Show cause and effect. Your partner may not realize the profound impact they’ve had on your life. Set the scene by drawing a contrast between your “before” and “after,” and why you’re loving the current state of your relationship so much. Did they help you believe in yourself more? Go after your dreams? Put it on the page.
Express gratitude. Amid our busy lives, we often lose sight of telling our partners what we love about them on a daily basis. Use this opportunity as a way to express what you love about your partner and why they’re so special to you.
Don’t try to fit a mold. If flowery language isn’t your thing, or if you prefer brevity over loquaciousness, don’t feel pressure to write a stereotypical love letter.
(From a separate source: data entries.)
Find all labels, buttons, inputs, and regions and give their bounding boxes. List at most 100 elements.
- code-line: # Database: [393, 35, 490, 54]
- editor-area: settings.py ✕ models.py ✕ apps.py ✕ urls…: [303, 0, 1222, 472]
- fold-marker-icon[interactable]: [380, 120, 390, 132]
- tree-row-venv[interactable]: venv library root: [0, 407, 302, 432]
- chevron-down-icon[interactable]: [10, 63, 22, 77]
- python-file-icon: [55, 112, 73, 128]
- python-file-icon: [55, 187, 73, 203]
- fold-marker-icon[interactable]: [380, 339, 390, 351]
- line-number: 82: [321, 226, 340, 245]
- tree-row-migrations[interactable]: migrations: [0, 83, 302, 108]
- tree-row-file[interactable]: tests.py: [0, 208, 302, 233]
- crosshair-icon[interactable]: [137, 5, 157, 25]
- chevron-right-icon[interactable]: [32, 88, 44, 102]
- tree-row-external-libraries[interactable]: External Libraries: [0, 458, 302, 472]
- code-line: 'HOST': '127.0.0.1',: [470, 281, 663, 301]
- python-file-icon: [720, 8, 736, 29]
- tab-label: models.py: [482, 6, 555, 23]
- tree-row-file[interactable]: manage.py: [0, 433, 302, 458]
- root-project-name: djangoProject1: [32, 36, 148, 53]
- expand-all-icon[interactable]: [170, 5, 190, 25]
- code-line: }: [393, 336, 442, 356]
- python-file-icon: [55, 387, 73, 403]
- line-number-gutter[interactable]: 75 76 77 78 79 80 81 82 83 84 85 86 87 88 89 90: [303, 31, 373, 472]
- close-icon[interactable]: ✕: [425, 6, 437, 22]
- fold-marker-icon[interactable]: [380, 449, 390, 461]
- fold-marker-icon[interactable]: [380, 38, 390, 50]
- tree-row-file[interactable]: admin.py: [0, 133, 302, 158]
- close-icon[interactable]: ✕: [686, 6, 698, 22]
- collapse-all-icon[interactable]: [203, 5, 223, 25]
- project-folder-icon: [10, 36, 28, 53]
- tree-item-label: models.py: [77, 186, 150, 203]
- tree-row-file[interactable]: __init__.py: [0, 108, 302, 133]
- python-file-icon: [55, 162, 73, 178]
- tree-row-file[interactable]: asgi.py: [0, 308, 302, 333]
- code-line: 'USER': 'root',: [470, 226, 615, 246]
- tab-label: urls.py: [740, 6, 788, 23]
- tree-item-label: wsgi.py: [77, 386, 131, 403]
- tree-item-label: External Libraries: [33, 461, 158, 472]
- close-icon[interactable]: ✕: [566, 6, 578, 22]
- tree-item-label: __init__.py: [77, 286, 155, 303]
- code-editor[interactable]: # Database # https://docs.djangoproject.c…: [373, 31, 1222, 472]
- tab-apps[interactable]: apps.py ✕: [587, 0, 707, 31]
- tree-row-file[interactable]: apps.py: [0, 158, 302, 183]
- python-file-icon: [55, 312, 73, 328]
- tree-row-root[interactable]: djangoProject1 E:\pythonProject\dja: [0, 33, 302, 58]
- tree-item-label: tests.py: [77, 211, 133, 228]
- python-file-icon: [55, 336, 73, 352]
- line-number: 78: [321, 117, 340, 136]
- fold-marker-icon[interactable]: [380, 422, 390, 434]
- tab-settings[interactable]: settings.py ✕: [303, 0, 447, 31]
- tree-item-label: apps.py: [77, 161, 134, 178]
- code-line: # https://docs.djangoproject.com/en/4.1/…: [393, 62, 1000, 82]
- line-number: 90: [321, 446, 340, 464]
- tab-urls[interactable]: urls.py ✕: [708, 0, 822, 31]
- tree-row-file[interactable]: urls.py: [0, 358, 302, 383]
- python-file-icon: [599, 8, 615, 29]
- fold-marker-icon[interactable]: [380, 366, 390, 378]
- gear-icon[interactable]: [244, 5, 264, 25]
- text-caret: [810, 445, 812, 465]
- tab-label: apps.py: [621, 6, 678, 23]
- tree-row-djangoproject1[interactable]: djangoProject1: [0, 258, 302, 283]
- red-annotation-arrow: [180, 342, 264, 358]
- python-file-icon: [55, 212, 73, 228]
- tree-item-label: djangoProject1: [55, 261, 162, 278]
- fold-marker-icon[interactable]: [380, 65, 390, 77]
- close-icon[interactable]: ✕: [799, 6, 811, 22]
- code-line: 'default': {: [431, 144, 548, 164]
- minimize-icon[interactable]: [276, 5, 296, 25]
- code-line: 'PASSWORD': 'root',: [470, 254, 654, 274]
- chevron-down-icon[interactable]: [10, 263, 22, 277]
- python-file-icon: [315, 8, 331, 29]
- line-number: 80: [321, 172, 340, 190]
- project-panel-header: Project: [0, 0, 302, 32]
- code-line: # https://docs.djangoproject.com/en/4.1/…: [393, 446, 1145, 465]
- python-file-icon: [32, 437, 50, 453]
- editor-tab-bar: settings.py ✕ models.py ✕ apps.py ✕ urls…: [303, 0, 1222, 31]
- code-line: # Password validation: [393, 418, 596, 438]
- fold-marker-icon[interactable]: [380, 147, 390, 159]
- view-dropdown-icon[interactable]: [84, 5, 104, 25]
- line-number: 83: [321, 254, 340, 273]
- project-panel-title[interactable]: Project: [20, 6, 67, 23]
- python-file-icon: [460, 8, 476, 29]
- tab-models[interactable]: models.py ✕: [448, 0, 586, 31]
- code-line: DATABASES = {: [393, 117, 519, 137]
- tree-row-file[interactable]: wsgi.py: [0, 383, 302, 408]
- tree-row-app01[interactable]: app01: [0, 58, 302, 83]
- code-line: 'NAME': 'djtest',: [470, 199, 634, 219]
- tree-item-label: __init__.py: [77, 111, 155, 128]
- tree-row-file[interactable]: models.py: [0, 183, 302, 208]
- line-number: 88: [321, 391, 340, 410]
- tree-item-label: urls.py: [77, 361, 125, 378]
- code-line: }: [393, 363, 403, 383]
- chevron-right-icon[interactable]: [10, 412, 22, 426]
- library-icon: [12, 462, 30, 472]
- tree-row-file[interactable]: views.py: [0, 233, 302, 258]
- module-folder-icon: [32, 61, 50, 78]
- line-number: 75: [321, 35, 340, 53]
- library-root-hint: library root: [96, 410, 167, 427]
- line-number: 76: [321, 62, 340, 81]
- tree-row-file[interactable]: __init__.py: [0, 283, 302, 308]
Authenticity is key! Be yourself, and send the letter that feels most true to you (whether that’s a cheeky limerick or a top 10 list of reasons you adore your significant other).
Why love letters still matter
The goal of a handwritten love letter is to evoke a feeling and convey a message that you can’t express to someone verbally face-to-face. Sure, you can accomplish that same feeling through more instantaneous mediums, but there’s no replacement for a tangible handwritten note. A letter is a physical embodiment of love that you can share and pass down through generations. Love letters not only preserve memories between lovers, but as an artifact of a family’s heritage.
Famed creatives such as Ernest Hemingway, Oscar Wilde, and Frida Kahlo have penned some of the most romantic love letters ever written. In a letter from poet Vita Sackville-West to writer Virginia Woolf, she shows that flowery language is not necessarily needed to convey a point.
Sackville-West writes, “I composed a beautiful letter to you in the sleepless nightmare hours of the night, and it has all gone: I just miss you, in a quite simple desperate human way…I miss you even more than I could have believed, and I was prepared to miss you a good deal. So this letter is really just a squeal of pain. It is incredible how essential to me you have become.”
Talk about a direct message.
There’s no one way to write a love letter, but there are some practices that make it easier. Picture the object of your affection in front of you and keep it conversational. If you are writing it out on paper, fill out the page. Tie it all together at the end. Seal it with a kiss or crack one last dad joke—that’s up to you. Trust your gut and speak from the heart, and you can’t go wrong.